Читать «Тбилисский Излом, или Кровавое Воскресенье 1989 года» онлайн - страница 61

Анатолий Собчак

В национально-эмоциональном экстазе он перепутал экономическую и политическую самостоятельность с изоляцией от вчерашних соседей, а экономические реформы отложил на потом, после того как Грузия окончательно отделится от остального советского мира. До августа 1991 года Гамсахурдиа постоянно заявлял о том, что "мы не можем изменить нашу экономику, пока находимся в составе СССР". Но вот коммунистическая система рухнула, СССР прекратил свое существование – ничто, казалось, не мешало ему осуществлять реформы. Но тут-то и обнаружилось, что новая власть не готова к реформам, а стремится сохранить в неприкосновенности административно-командную систему управления экономикой, возрождая худшие традиции застойных лет, уродливые тоталитарные порядки. Все изменения свелись лишь к замене одних людей другими, к замене партийной номенклатуры на сторонников Гамсахурдиа, для которых главным критерием стала личная преданность президенту.
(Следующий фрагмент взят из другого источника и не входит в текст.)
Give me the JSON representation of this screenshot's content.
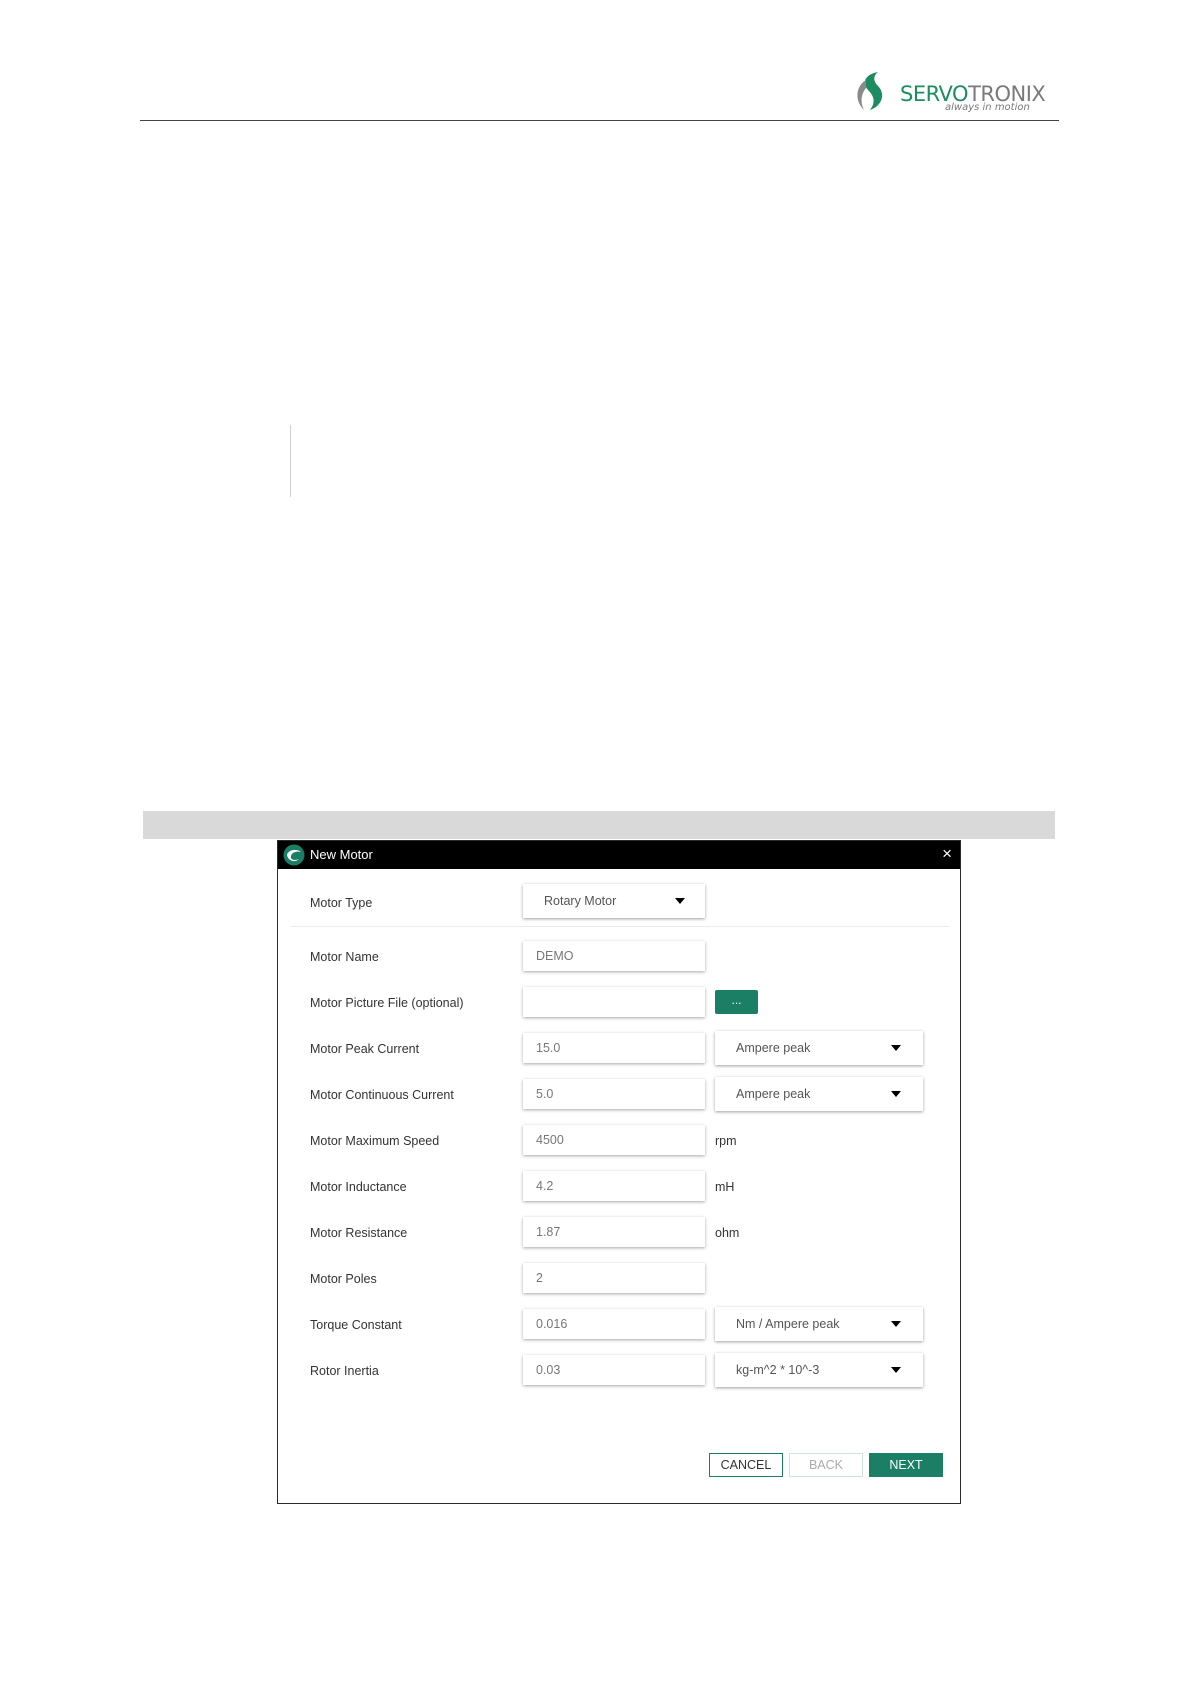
{
  "header": {
    "logo_word_green": "SERVO",
    "logo_word_gray": "TRONIX",
    "logo_tagline": "always in motion"
  },
  "dialog": {
    "title": "New Motor",
    "close_glyph": "×",
    "motor_type": {
      "label": "Motor Type",
      "value": "Rotary Motor"
    },
    "motor_name": {
      "label": "Motor Name",
      "value": "DEMO"
    },
    "motor_picture": {
      "label": "Motor Picture File (optional)",
      "value": "",
      "browse_label": "..."
    },
    "peak_current": {
      "label": "Motor Peak Current",
      "value": "15.0",
      "unit": "Ampere peak"
    },
    "continuous_current": {
      "label": "Motor Continuous Current",
      "value": "5.0",
      "unit": "Ampere peak"
    },
    "max_speed": {
      "label": "Motor Maximum Speed",
      "value": "4500",
      "unit": "rpm"
    },
    "inductance": {
      "label": "Motor Inductance",
      "value": "4.2",
      "unit": "mH"
    },
    "resistance": {
      "label": "Motor Resistance",
      "value": "1.87",
      "unit": "ohm"
    },
    "poles": {
      "label": "Motor Poles",
      "value": "2"
    },
    "torque_constant": {
      "label": "Torque Constant",
      "value": "0.016",
      "unit": "Nm / Ampere peak"
    },
    "rotor_inertia": {
      "label": "Rotor Inertia",
      "value": "0.03",
      "unit": "kg-m^2 * 10^-3"
    },
    "buttons": {
      "cancel": "CANCEL",
      "back": "BACK",
      "next": "NEXT"
    }
  },
  "colors": {
    "accent": "#1a7f64",
    "logo_green": "#1e8c61",
    "logo_gray": "#7a7a7a",
    "titlebar": "#000000"
  }
}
К управлению экономикой и другими сторонами жизни в республике пришло множество политически активных, но профессионально неподготовленных людей. Все это не могло не повлиять на резкое ухудшение (выделяющееся даже на общем фоне экономических трудностей в других республиках) жизни людей, лишенных тепла, света, нормального снабжения, к которым добавились задержки с выплатой зарплаты и пенсий.

Пророческими оказались слова, произнесенные Шеварднадзе в одном из выступлений во время его пребывания в Грузии осенью 1989 года: "Перестройка породила демократизацию, демократизация вызвала к жизни небывалую общественно-политическую активность масс. На этой высокой волне вскипает пена, подчас такая густая, что способна залепить глаза жаждущим увидеть новый светлый горизонт. В результате смазываются истинные очертания тех или иных фигур, выходящих на авансцену политики".

Слова, применимые к процессам, происходящим во всех бывших республиках Советского Союза, но оказавшиеся пророческими прежде всего в отношении новых грузинских политиков.

Звиад Гамсахурдиа. Впервые я встретился с ним во время работы парламентской комиссии. К моменту встречи я уже многое знал о его диссидентском прошлом, о его бурной молодости, о нем, о сыне известного писателя, привыкшем без особого труда удовлетворять свои желания, о его покаянии во время судебного процесса в 1978 году и "телепокаянии", показанном по Центральному телевидению после суда, о судебном иске Гостелерадио к американским журналистам Пайперу и Уитни, которые поставили под сомнение подлинность телепокаяния Гамсахурдиа и утверждали, что, по мнению близких к нему людей, это выступление было сфальсифицировано. Гостелерадио свой иск о защите чести и достоинства тогда выиграло, так как свидетелем в Московском городском суде, подтвердившим подлинность телеинтервью, выступил не кто иной, как сам З. Гамсахурдиа. Многое нам рассказали о его участии в подготовке и проведении митинга у Дома правительства.

При личной встрече с Гамсахурдиа меня интересовали два вопроса: во-первых, я хотел по-человечески понять, почему, зная о намерении властей силой разогнать демонстрантов и имея полные сведения о сосредоточении войск, он и остальные организаторы митинга не попытались предотвратить кровопролитие и предпочли рисковать жизнями тысяч других людей; во-вторых, меня интересовали объяснения Гамсахурдиа по поводу часто повторяемого им в публичных выступлениях лозунга "Грузия только для грузин!"